Systematic Literature Review of Capitation and Fee-for-Service Payment Models for Oral Health Services: An Australian Perspective
Round 1
Reviewer 1 Report
That´s an excellent manuscript, in a theme with great importance in health area
Author Response
Reviewer 1 . Thank you for your positive feedback.
Reviewer 2 Report
I'm not sure I understand the purpose of the study .
What are you trying to summarize , what is the outcome you want to measure and then compare? Is from the patient point of view, the payment to the dentist? Whose preference ?
Because of the inclusion criteria and mixing different research designs the study is most correctly a literature review and not a systematic review. This is also supported by your tables and the different outcomes you collected.
Author Response
The responses are summarized in the attached document.
Author Response File: Author Response.pdf
Reviewer 3 Report
Abstract: Please avoid the title of each paragraph: background, ..... Line 12: the choice of 2004 to 2020, why? Line:18: What is 125? Introduction: This part is very short please Results: Figure 1: please enlarge the letters in the last column Table 1: please add the number of each reference Figure 2: please use the same typing mode which was used in Figure 1 Line 187: please change: the top three countries (1, 2 and 3) or mention the countries names Line 229: (2) ? Line 233: . to , References: please modify according to MDPI style There is two numbers for each reference, please modify Line 276: 00 ??Author Response
The responses are summarized in the attached document.
Author Response File: Author Response.pdf
Reviewer 4 Report
Manuscript submitted by Skinner and co-authors “Systematic review of capitation and fee-for-service models for oral health services: an Australian perspective”. presents a topic that is interesting.
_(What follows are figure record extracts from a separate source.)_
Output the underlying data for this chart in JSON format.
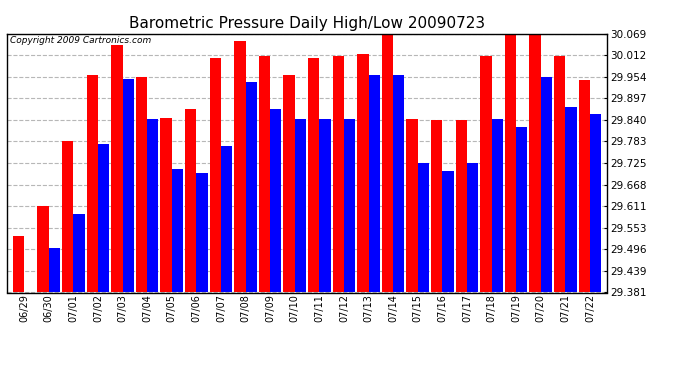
{
  "title": "Barometric Pressure Daily High/Low 20090723",
  "copyright": "Copyright 2009 Cartronics.com",
  "dates": [
    "06/29",
    "06/30",
    "07/01",
    "07/02",
    "07/03",
    "07/04",
    "07/05",
    "07/06",
    "07/07",
    "07/08",
    "07/09",
    "07/10",
    "07/11",
    "07/12",
    "07/13",
    "07/14",
    "07/15",
    "07/16",
    "07/17",
    "07/18",
    "07/19",
    "07/20",
    "07/21",
    "07/22"
  ],
  "highs": [
    29.53,
    29.61,
    29.783,
    29.96,
    30.04,
    29.955,
    29.845,
    29.87,
    30.005,
    30.05,
    30.01,
    29.96,
    30.005,
    30.01,
    30.015,
    30.08,
    29.843,
    29.84,
    29.84,
    30.01,
    30.075,
    30.065,
    30.01,
    29.945
  ],
  "lows": [
    29.381,
    29.5,
    29.59,
    29.775,
    29.95,
    29.843,
    29.71,
    29.7,
    29.77,
    29.94,
    29.87,
    29.843,
    29.843,
    29.843,
    29.96,
    29.96,
    29.725,
    29.703,
    29.725,
    29.843,
    29.82,
    29.955,
    29.875,
    29.855
  ],
  "y_ticks": [
    29.381,
    29.439,
    29.496,
    29.553,
    29.611,
    29.668,
    29.725,
    29.783,
    29.84,
    29.897,
    29.954,
    30.012,
    30.069
  ],
  "ymin": 29.381,
  "ymax": 30.069,
  "bar_width": 0.46,
  "high_color": "#ff0000",
  "low_color": "#0000ff",
  "bg_color": "#ffffff",
  "grid_color": "#b0b0b0",
  "title_fontsize": 11,
  "copyright_fontsize": 6.5,
  "tick_fontsize": 7,
  "ytick_fontsize": 7.5
}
However, there are some aspects that the authors should reconsider.
Introduction: it is very little, lengthen it.
Material and method: there is a new PRISMA protocol (PRISMA 2020) https://pubmed.ncbi.nlm.nih.gov/33782057/ update it.
PICO question?
Table 1 puts n = 11 when everywhere you say it is 10 (results, flow diagram, reference selection, through the manuscript...)
Why do you use the EPHPP to evaluate all the selected articles if each one is of a type and there are specific questionnaires for each one of them?
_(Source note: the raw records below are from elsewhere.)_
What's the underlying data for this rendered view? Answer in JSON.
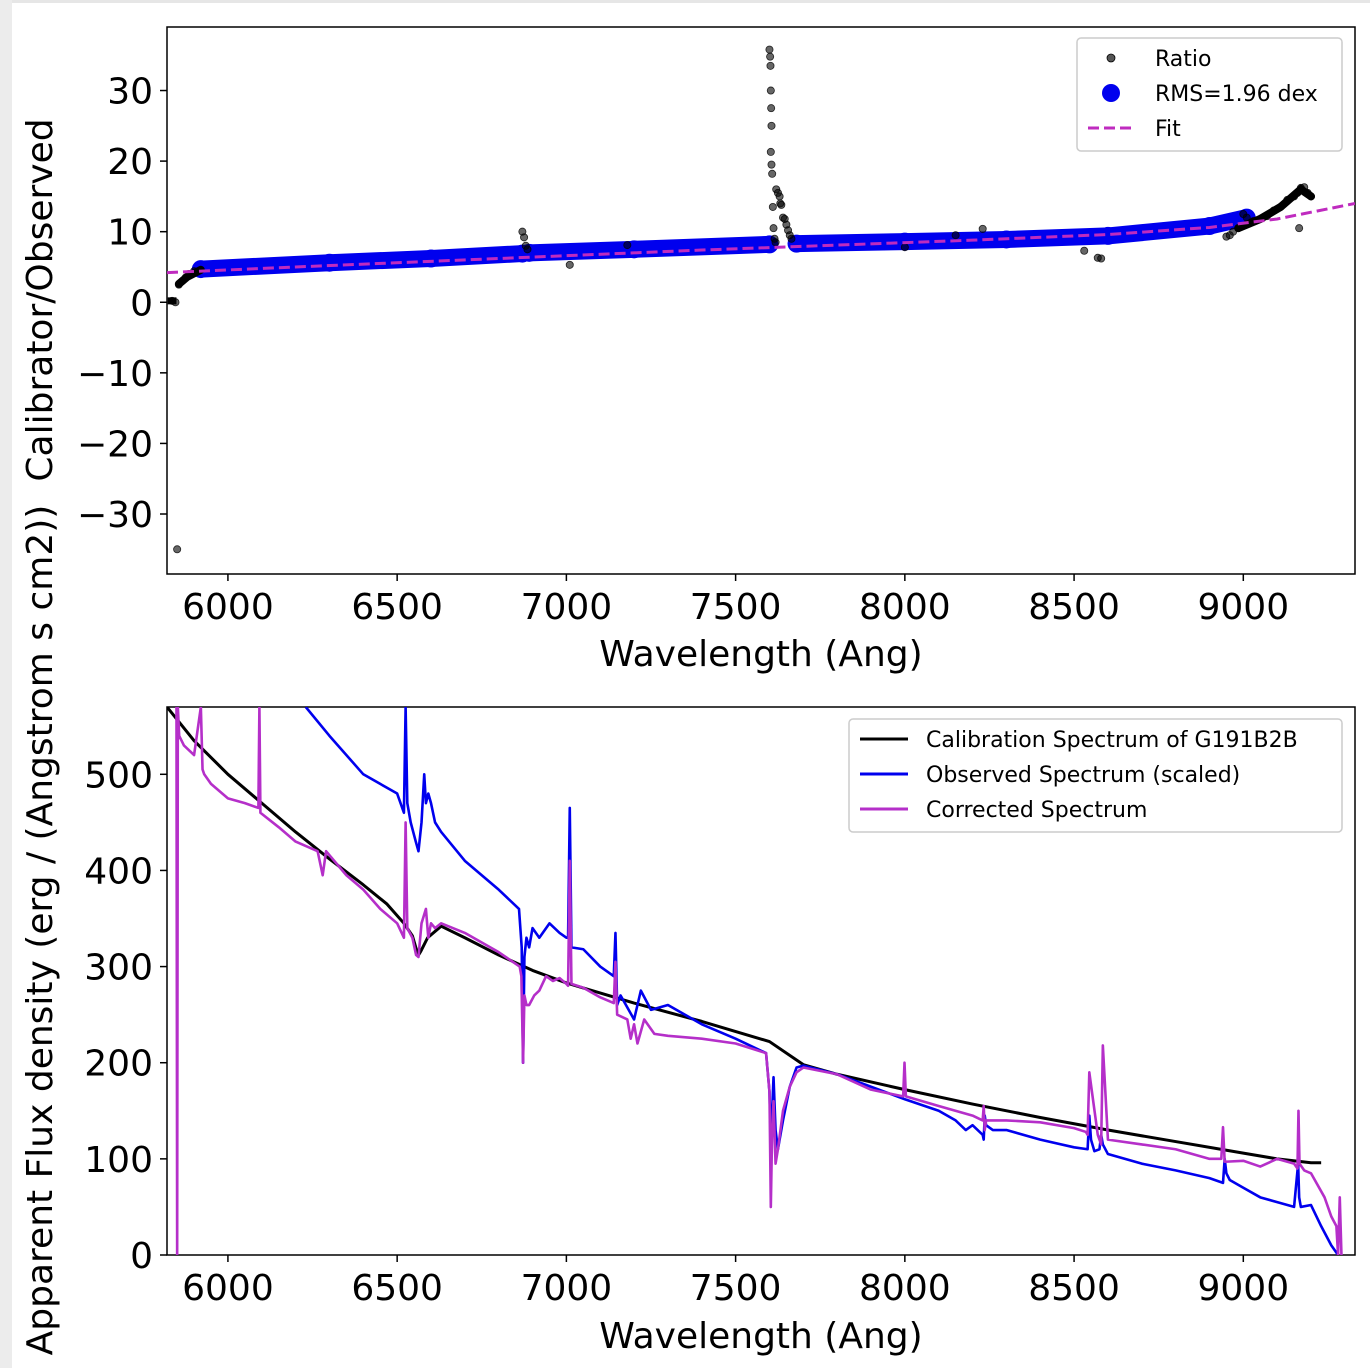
{
  "chart_data": [
    {
      "type": "scatter",
      "xlabel": "Wavelength (Ang)",
      "ylabel": "Calibrator/Observed",
      "xlim": [
        5820,
        9330
      ],
      "ylim": [
        -38.5,
        39
      ],
      "xticks": [
        6000,
        6500,
        7000,
        7500,
        8000,
        8500,
        9000
      ],
      "yticks": [
        30,
        20,
        10,
        0,
        -10,
        -20,
        -30
      ],
      "ytick_labels": [
        "30",
        "20",
        "10",
        "0",
        "−10",
        "−20",
        "−30"
      ],
      "grid": false,
      "legend_position": "top-right",
      "series": [
        {
          "name": "Ratio",
          "kind": "points",
          "color": "#555555",
          "points": [
            [
              5835,
              0.2
            ],
            [
              5845,
              0.0
            ],
            [
              5855,
              2.5
            ],
            [
              5865,
              3.0
            ],
            [
              5875,
              3.5
            ],
            [
              5885,
              4.0
            ],
            [
              5900,
              4.4
            ],
            [
              5850,
              -35.0
            ],
            [
              6870,
              10.0
            ],
            [
              6875,
              9.2
            ],
            [
              6880,
              8.0
            ],
            [
              6885,
              7.5
            ],
            [
              7010,
              5.3
            ],
            [
              7180,
              8.1
            ],
            [
              7600,
              35.8
            ],
            [
              7602,
              34.8
            ],
            [
              7603,
              33.5
            ],
            [
              7604,
              30.0
            ],
            [
              7605,
              27.5
            ],
            [
              7606,
              25.0
            ],
            [
              7604,
              21.3
            ],
            [
              7606,
              19.5
            ],
            [
              7608,
              18.2
            ],
            [
              7610,
              13.5
            ],
            [
              7620,
              16.0
            ],
            [
              7625,
              15.5
            ],
            [
              7630,
              15.0
            ],
            [
              7632,
              14.0
            ],
            [
              7635,
              13.8
            ],
            [
              7640,
              12.0
            ],
            [
              7645,
              11.8
            ],
            [
              7650,
              11.0
            ],
            [
              7655,
              10.2
            ],
            [
              7660,
              9.5
            ],
            [
              7665,
              9.0
            ],
            [
              7612,
              10.5
            ],
            [
              7615,
              9.0
            ],
            [
              7618,
              8.5
            ],
            [
              8000,
              7.8
            ],
            [
              8150,
              9.5
            ],
            [
              8230,
              10.4
            ],
            [
              8530,
              7.3
            ],
            [
              8570,
              6.3
            ],
            [
              8580,
              6.2
            ],
            [
              8950,
              9.3
            ],
            [
              8960,
              9.5
            ],
            [
              8970,
              10.0
            ],
            [
              8985,
              10.5
            ],
            [
              9000,
              12.5
            ],
            [
              9010,
              12.0
            ],
            [
              9030,
              11.5
            ],
            [
              9050,
              11.8
            ],
            [
              9070,
              12.2
            ],
            [
              9090,
              13.0
            ],
            [
              9110,
              13.5
            ],
            [
              9130,
              14.5
            ],
            [
              9150,
              15.0
            ],
            [
              9160,
              15.5
            ],
            [
              9170,
              16.2
            ],
            [
              9180,
              16.3
            ],
            [
              9190,
              15.5
            ],
            [
              9200,
              15.0
            ],
            [
              9165,
              10.5
            ]
          ]
        },
        {
          "name": "RMS=1.96 dex",
          "kind": "band",
          "color": "#0000ee",
          "segments": [
            {
              "x": [
                5920,
                6300,
                6600,
                6870
              ],
              "y": [
                4.7,
                5.6,
                6.2,
                6.9
              ]
            },
            {
              "x": [
                6890,
                7200,
                7600
              ],
              "y": [
                7.0,
                7.5,
                8.2
              ]
            },
            {
              "x": [
                7680,
                8000,
                8300,
                8600,
                8900,
                9010
              ],
              "y": [
                8.3,
                8.6,
                8.9,
                9.4,
                10.8,
                12.0
              ]
            }
          ]
        },
        {
          "name": "Fit",
          "kind": "dashed-line",
          "color": "#bf2bbf",
          "x": [
            5820,
            6200,
            6600,
            7000,
            7400,
            7800,
            8200,
            8600,
            8900,
            9100,
            9330
          ],
          "y": [
            4.2,
            5.0,
            5.8,
            6.6,
            7.4,
            8.1,
            8.8,
            9.6,
            10.6,
            11.8,
            14.0
          ]
        }
      ]
    },
    {
      "type": "line",
      "xlabel": "Wavelength (Ang)",
      "ylabel": "Apparent Flux density (erg / (Angstrom s cm2))",
      "xlim": [
        5820,
        9330
      ],
      "ylim": [
        0,
        570
      ],
      "xticks": [
        6000,
        6500,
        7000,
        7500,
        8000,
        8500,
        9000
      ],
      "yticks": [
        0,
        100,
        200,
        300,
        400,
        500
      ],
      "grid": false,
      "legend_position": "top-right",
      "series": [
        {
          "name": "Calibration Spectrum of G191B2B",
          "color": "#000000",
          "x": [
            5820,
            5900,
            6000,
            6100,
            6200,
            6300,
            6400,
            6470,
            6520,
            6545,
            6555,
            6563,
            6570,
            6590,
            6630,
            6700,
            6800,
            6900,
            7000,
            7200,
            7400,
            7600,
            7700,
            7800,
            8000,
            8200,
            8400,
            8600,
            8800,
            9000,
            9100,
            9200,
            9230
          ],
          "y": [
            570,
            535,
            500,
            470,
            440,
            412,
            385,
            365,
            345,
            332,
            320,
            312,
            316,
            330,
            342,
            330,
            312,
            296,
            283,
            262,
            243,
            222,
            198,
            188,
            172,
            157,
            143,
            130,
            118,
            106,
            100,
            96,
            96
          ]
        },
        {
          "name": "Observed Spectrum (scaled)",
          "color": "#0000ee",
          "x": [
            6230,
            6300,
            6400,
            6500,
            6520,
            6525,
            6530,
            6540,
            6555,
            6563,
            6572,
            6580,
            6585,
            6592,
            6600,
            6612,
            6630,
            6700,
            6800,
            6860,
            6868,
            6872,
            6876,
            6882,
            6890,
            6900,
            6920,
            6950,
            6980,
            7000,
            7005,
            7010,
            7015,
            7050,
            7100,
            7140,
            7145,
            7150,
            7160,
            7200,
            7220,
            7250,
            7300,
            7400,
            7500,
            7590,
            7600,
            7605,
            7608,
            7612,
            7618,
            7625,
            7640,
            7660,
            7680,
            7700,
            7800,
            7900,
            8000,
            8100,
            8150,
            8180,
            8200,
            8230,
            8233,
            8236,
            8240,
            8260,
            8300,
            8400,
            8500,
            8540,
            8545,
            8550,
            8560,
            8575,
            8580,
            8585,
            8600,
            8700,
            8800,
            8900,
            8940,
            8945,
            8950,
            8960,
            9000,
            9050,
            9100,
            9150,
            9162,
            9165,
            9170,
            9200,
            9230,
            9260,
            9280
          ],
          "y": [
            570,
            540,
            500,
            480,
            460,
            570,
            470,
            450,
            430,
            420,
            450,
            500,
            470,
            480,
            470,
            450,
            440,
            410,
            380,
            360,
            320,
            200,
            310,
            330,
            320,
            340,
            330,
            345,
            335,
            330,
            330,
            465,
            320,
            318,
            300,
            290,
            335,
            260,
            270,
            245,
            275,
            255,
            260,
            240,
            225,
            210,
            170,
            100,
            150,
            185,
            130,
            110,
            140,
            175,
            195,
            197,
            188,
            175,
            162,
            150,
            140,
            130,
            135,
            125,
            120,
            145,
            135,
            130,
            130,
            120,
            112,
            110,
            145,
            120,
            108,
            110,
            125,
            115,
            105,
            95,
            88,
            80,
            75,
            100,
            85,
            78,
            70,
            60,
            55,
            50,
            95,
            60,
            50,
            52,
            30,
            10,
            0
          ]
        },
        {
          "name": "Corrected Spectrum",
          "color": "#b52fc9",
          "x": [
            5848,
            5850,
            5852,
            5856,
            5870,
            5900,
            5920,
            5925,
            5930,
            5950,
            6000,
            6050,
            6090,
            6093,
            6096,
            6150,
            6200,
            6265,
            6280,
            6290,
            6350,
            6400,
            6450,
            6500,
            6520,
            6525,
            6530,
            6545,
            6556,
            6563,
            6572,
            6585,
            6592,
            6600,
            6612,
            6630,
            6700,
            6800,
            6862,
            6867,
            6872,
            6876,
            6882,
            6890,
            6905,
            6920,
            6940,
            6960,
            6980,
            7000,
            7005,
            7010,
            7015,
            7050,
            7100,
            7140,
            7145,
            7150,
            7180,
            7190,
            7200,
            7210,
            7230,
            7260,
            7300,
            7400,
            7500,
            7590,
            7600,
            7604,
            7608,
            7612,
            7618,
            7625,
            7640,
            7660,
            7680,
            7700,
            7800,
            7900,
            7995,
            7999,
            8003,
            8100,
            8200,
            8230,
            8233,
            8236,
            8240,
            8260,
            8300,
            8400,
            8500,
            8535,
            8540,
            8545,
            8570,
            8575,
            8580,
            8585,
            8600,
            8700,
            8800,
            8900,
            8935,
            8940,
            8945,
            9000,
            9050,
            9100,
            9150,
            9160,
            9163,
            9166,
            9180,
            9200,
            9240,
            9260,
            9275,
            9280,
            9285,
            9290
          ],
          "y": [
            570,
            0,
            570,
            540,
            530,
            520,
            570,
            505,
            500,
            490,
            475,
            470,
            465,
            570,
            460,
            445,
            430,
            420,
            395,
            420,
            395,
            380,
            360,
            345,
            330,
            450,
            340,
            330,
            312,
            310,
            345,
            360,
            330,
            345,
            340,
            345,
            335,
            315,
            300,
            290,
            200,
            270,
            260,
            260,
            270,
            275,
            290,
            285,
            288,
            282,
            280,
            410,
            282,
            278,
            268,
            262,
            305,
            250,
            245,
            225,
            240,
            220,
            245,
            230,
            228,
            225,
            220,
            210,
            170,
            50,
            130,
            160,
            95,
            110,
            150,
            175,
            190,
            195,
            188,
            172,
            165,
            200,
            165,
            155,
            145,
            140,
            155,
            130,
            140,
            140,
            140,
            138,
            132,
            128,
            125,
            190,
            125,
            120,
            115,
            218,
            120,
            115,
            110,
            100,
            100,
            133,
            97,
            98,
            92,
            100,
            95,
            90,
            150,
            95,
            88,
            85,
            60,
            40,
            30,
            0,
            60,
            0
          ]
        }
      ]
    }
  ]
}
Sentence 106, why put (7) behind the word seven?
Figure 2, why mix in the same figure ages and type of dentist? Divide it in two.
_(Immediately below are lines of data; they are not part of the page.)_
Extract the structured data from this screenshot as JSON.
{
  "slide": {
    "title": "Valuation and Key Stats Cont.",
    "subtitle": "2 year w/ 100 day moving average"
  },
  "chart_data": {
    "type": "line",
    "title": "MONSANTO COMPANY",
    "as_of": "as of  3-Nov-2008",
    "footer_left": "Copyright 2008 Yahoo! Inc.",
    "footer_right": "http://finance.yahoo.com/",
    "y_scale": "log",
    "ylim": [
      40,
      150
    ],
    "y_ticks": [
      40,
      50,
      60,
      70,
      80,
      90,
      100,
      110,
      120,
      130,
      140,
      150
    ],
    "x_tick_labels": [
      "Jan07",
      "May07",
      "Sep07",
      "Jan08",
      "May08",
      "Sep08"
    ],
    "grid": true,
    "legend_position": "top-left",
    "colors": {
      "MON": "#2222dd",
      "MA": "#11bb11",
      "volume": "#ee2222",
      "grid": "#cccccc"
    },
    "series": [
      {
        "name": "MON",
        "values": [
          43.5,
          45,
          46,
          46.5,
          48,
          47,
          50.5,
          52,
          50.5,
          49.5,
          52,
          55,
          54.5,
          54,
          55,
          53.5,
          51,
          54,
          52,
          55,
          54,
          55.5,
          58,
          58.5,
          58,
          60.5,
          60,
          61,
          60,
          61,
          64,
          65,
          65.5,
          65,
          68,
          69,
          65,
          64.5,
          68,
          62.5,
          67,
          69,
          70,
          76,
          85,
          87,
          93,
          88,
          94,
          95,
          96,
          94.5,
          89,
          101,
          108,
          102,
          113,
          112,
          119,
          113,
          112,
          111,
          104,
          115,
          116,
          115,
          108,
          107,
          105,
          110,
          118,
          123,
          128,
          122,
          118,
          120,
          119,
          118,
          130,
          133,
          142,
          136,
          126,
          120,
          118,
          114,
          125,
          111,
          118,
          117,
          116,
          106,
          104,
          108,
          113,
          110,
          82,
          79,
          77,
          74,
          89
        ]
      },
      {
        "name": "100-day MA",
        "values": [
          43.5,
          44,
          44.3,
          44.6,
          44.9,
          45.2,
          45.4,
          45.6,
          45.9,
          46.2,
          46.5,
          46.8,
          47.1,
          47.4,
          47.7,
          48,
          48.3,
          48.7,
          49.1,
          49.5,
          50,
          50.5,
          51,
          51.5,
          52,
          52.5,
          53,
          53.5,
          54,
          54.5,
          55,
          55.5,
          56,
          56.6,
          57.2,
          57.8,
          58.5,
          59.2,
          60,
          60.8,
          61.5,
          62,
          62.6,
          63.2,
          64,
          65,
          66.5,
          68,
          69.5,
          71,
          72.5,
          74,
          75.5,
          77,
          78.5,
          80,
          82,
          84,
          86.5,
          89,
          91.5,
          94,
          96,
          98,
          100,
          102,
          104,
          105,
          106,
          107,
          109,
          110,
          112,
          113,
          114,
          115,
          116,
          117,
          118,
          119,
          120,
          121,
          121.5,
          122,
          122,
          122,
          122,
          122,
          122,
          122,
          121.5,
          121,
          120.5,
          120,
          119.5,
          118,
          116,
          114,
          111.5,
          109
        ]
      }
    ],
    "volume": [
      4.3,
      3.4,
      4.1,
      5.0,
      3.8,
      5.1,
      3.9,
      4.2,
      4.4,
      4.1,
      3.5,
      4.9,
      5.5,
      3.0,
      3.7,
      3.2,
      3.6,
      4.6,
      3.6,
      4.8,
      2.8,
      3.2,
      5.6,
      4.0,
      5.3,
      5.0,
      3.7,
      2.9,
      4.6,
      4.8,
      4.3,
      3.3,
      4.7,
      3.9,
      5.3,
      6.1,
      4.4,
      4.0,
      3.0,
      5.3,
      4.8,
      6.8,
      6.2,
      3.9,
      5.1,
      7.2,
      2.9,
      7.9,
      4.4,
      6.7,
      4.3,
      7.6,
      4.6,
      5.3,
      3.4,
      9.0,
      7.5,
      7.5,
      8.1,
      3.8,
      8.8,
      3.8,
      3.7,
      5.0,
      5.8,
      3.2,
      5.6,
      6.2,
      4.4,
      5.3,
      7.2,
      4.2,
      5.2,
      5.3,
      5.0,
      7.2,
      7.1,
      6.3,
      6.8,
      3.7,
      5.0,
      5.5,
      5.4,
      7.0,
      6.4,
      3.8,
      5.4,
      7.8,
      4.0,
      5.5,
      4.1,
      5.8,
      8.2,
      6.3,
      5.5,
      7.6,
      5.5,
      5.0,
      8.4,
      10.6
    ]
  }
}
Sentence 171, delete point and space in front of Outcomes.
Author Response
The responses are summarized in the attached document.
Author Response File: Author Response.pdf
Round 2
Reviewer 2 Report
This is a much improved version.
Your PICO will benefit from a more clear outcome/outcomes.
Author Response
Thanks for your suggested changes. Our responses are in the attached document.
Author Response File: Author Response.docx
Reviewer 4 Report
In the entire document n = 10, however, in the summary of articles there are 11. If this is the case, why has one more been selected? or why do you have to remove one more? What reasons does that have for being wrongly selected?
material and methods there are different letters / sizes, unify
It should be put in the flowchart, the 25 records identified through other methods, which "other methods" were?
I do not see the meaning of this systematic review, nor the usefulness
Author Response
Thank you for your comments and suggested changes. These have been addressed in the attached document.